Politische Gefangenschaft durch ein neues Objektiv betrachten
PoliticalPrisoners geht über den aktuellen Stand der Forschung hinaus, indem es einen neuen Ansatz zur Untersuchung der politischen Gefangenschaft vorstellt, der ihre transnationale und humanitäre Dimension hervorhebt und verdeutlicht, dass politische Gefangene bereits im 19. Jahrhundert ein internationales Anliegen waren. „Darüber hinaus wirft die Untersuchung ein Licht auf die historische Entwicklung des Themas der politischen Gefangenschaft und auf die internationale Solidarität.

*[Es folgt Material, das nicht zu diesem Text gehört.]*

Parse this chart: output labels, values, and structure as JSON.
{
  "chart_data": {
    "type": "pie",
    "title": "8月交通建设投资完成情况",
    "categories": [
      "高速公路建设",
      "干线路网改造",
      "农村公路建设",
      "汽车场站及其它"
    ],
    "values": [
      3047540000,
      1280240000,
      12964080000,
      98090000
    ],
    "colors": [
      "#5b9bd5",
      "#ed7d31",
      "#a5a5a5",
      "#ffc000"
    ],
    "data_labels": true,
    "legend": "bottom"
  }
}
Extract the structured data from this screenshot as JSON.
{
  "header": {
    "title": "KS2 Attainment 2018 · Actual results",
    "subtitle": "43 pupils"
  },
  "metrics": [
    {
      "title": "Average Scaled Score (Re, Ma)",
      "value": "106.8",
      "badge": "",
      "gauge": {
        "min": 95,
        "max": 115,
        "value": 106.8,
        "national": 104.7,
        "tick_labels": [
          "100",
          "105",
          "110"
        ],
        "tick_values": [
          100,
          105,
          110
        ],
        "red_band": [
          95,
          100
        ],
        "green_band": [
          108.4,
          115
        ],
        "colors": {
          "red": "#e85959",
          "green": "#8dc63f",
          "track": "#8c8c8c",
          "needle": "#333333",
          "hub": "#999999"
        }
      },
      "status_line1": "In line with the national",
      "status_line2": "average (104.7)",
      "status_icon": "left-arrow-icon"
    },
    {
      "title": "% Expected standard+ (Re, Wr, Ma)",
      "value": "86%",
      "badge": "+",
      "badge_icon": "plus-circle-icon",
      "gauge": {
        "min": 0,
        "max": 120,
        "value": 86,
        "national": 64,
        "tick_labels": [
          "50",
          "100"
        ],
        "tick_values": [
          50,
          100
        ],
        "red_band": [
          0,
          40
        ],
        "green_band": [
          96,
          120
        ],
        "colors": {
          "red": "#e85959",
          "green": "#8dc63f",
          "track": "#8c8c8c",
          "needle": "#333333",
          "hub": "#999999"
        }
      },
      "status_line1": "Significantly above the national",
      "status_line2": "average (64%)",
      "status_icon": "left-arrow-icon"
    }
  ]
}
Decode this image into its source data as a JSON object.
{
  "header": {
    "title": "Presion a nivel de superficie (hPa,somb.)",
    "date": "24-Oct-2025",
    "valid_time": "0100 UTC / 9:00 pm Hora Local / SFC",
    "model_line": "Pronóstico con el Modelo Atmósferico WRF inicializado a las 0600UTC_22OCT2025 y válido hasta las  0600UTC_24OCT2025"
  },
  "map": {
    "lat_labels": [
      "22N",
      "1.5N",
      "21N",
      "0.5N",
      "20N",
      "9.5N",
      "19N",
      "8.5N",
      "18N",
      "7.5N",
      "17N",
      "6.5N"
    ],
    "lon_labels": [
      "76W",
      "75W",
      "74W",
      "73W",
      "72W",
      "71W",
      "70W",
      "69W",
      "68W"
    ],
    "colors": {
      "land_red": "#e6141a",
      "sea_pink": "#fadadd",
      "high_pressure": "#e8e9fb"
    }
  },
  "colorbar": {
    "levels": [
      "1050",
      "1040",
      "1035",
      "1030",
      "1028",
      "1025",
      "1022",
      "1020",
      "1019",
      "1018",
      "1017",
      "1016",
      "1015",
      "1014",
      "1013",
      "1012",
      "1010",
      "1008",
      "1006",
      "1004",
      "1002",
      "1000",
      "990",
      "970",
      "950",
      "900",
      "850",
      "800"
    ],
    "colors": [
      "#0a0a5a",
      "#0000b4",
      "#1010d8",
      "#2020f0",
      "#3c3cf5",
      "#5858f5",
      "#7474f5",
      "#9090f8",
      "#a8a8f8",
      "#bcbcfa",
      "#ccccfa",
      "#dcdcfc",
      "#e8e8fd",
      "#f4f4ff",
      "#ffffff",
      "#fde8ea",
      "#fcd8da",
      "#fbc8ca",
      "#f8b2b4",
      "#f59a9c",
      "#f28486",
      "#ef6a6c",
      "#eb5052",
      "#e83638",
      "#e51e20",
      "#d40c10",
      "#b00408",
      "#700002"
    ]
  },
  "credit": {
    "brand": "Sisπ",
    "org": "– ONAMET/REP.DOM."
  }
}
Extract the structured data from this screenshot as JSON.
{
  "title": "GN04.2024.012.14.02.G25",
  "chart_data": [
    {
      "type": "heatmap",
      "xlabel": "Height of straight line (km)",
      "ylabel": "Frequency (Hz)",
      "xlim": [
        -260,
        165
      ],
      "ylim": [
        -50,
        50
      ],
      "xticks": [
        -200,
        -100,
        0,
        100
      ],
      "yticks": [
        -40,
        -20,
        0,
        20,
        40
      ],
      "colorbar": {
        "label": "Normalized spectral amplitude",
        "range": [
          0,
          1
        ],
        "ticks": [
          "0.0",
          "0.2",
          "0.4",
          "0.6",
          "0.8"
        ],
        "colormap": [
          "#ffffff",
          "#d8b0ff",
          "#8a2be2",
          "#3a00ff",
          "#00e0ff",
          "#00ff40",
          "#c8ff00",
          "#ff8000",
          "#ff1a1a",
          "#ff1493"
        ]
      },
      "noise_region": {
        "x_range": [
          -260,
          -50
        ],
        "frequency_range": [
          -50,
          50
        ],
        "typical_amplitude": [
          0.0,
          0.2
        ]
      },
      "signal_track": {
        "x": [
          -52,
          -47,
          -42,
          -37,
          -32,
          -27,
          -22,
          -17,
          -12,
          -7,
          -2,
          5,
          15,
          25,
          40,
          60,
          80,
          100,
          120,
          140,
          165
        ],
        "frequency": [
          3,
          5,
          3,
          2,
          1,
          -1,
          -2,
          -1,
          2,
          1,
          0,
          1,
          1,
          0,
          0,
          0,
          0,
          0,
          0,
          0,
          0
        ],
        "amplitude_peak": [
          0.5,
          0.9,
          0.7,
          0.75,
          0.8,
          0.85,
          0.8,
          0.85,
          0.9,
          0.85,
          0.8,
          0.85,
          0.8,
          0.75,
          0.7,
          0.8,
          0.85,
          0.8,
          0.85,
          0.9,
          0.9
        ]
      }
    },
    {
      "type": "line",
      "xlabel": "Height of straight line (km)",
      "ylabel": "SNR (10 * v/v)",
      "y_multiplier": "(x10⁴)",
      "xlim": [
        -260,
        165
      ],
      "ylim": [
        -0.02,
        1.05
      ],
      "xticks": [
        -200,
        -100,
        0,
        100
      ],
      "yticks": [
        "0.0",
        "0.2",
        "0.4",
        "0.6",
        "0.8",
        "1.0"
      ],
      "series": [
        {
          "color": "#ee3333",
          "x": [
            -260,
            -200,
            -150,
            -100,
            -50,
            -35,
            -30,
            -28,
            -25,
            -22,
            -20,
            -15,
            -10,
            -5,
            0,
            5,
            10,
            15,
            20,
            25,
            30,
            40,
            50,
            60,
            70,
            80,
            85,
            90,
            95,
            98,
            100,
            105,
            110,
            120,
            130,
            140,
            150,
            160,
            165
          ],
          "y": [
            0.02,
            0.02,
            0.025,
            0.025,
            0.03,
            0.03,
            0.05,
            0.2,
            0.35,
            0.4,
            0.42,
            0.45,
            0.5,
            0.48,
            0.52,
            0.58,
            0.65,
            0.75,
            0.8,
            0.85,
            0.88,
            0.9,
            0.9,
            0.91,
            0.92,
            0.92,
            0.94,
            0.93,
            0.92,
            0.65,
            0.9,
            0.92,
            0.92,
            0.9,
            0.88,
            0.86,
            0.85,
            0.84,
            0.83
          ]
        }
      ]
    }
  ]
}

PoliticalPrisoners kommt daher zur rechten Zeit, denn es spielt eine entscheidende Rolle für das Verständnis und die Umsetzung der Lehren aus der Geschichte in Bezug auf aktuelle Themen, die Förderung des öffentlichen Bewusstseins für politische Unterdrückung und Verfolgung sowie die internationale Solidarität und Intervention zugunsten von Flüchtlingen in der heutigen Welt“, betont Bacchin. „Die Forschung trägt außerdem dazu bei, die historische Sensibilität und das Engagement Europas gegenüber politischen Gefangenen und Menschen, die wegen ihrer politischen Meinung verfolgt werden, sowie die Entwicklung des internationalen Schutzes und des humanitären Diskurses zu verstehen“, schließt Bacchin. Die wichtigsten Forschungsergebnisse werden in einzelnen Artikeln in führenden akademischen Fachzeitschriften und in einem in Kürze erscheinenden Buch veröffentlicht.